Deel 2. Jaap wordt ingeschakeld bij de Duitse oorlogsvoering

1942 tot 01-1945

In het vorige deel zagen we hoe een gewone Nederlandse jongen bij de Hitlerjugend kwam.

Rond 1942 wordt Jaap door de Bannführer van de HJ, de hoogste functionaris van de HJ-Behelfsstelle “Niederlande in Den Haag, aangewezen om zich te melden in Scheveningen om dienst te doen bij de Wehrmachtbegleitungsstelle. Het is onduidelijk of dit een onderdeel van de HJ was of van het Duitse leger. In ieder geval moeten jonge jongens, zeg van 13, 14 jaar, als bewakers in een groep van 5-6 “man” mee op treinen die wapenonderdelen vanuit Nederlandse fabrieken naar Duitse bedrijven in Hamburg en Porta bij Bremen vervoeren. Naar Porta worden gebracht stalen platen en staven die op open goederenwagons geladen zijn.
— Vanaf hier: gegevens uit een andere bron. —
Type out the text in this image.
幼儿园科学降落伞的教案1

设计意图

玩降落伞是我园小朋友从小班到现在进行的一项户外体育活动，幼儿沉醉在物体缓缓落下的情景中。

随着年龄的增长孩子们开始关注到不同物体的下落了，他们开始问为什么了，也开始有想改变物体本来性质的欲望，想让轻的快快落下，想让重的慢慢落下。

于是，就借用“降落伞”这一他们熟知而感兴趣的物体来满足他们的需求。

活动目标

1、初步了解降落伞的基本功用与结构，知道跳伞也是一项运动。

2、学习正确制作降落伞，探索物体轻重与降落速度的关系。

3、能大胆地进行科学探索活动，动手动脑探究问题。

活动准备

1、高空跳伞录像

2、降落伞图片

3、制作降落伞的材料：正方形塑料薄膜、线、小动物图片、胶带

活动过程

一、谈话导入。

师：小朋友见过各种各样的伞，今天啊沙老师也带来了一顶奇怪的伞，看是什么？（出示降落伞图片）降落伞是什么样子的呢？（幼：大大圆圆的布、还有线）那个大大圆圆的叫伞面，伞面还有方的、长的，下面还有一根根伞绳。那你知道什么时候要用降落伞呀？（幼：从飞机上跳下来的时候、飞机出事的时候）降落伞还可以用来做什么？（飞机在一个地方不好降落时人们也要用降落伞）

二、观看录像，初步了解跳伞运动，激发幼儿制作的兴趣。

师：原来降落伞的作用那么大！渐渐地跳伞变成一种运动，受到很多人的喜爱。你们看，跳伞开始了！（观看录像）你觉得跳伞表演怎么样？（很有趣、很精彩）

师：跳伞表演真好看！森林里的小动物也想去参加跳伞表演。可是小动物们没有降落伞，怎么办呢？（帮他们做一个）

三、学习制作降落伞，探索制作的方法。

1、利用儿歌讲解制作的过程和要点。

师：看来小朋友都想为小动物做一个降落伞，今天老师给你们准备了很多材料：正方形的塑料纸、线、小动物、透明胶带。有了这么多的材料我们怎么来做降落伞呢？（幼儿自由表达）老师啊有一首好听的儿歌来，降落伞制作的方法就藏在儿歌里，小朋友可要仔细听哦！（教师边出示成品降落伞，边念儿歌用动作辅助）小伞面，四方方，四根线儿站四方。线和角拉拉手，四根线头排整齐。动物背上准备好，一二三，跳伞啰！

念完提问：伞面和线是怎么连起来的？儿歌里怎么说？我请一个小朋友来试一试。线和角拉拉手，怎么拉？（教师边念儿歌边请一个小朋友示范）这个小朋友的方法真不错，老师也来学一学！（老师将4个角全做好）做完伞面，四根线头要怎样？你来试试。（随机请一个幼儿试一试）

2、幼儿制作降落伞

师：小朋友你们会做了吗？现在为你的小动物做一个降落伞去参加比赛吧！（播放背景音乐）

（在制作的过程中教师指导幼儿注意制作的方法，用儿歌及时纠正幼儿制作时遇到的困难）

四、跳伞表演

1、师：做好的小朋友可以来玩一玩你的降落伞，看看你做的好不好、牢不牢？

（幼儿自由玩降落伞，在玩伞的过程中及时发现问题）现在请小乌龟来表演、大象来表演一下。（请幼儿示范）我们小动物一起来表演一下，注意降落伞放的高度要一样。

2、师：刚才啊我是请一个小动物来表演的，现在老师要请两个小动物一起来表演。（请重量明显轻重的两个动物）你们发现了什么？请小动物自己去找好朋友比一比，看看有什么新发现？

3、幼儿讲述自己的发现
De bewakers zitten gewoon tussen de vracht, gehuld in groene regenjassen van de Wehrmacht, gedragen over het HJ-winteruniform met lange pofbroek. Op de laatste wagon van de trein staat luchtafweergeschut. Dat door Hitlerjongens begeleide vervoer vindt plaats gedurende een maand tot anderhalve maand in de zomervakantie van school. Ze krijgen onderweg op stopplaatsen verzorging. Meerdere malen reizen Jaap en een makker ook per personentrein naar Hamburg. Opdracht: telkens twee loodzware koffers met voor hen onbekende inhoud naar Hamburg brengen.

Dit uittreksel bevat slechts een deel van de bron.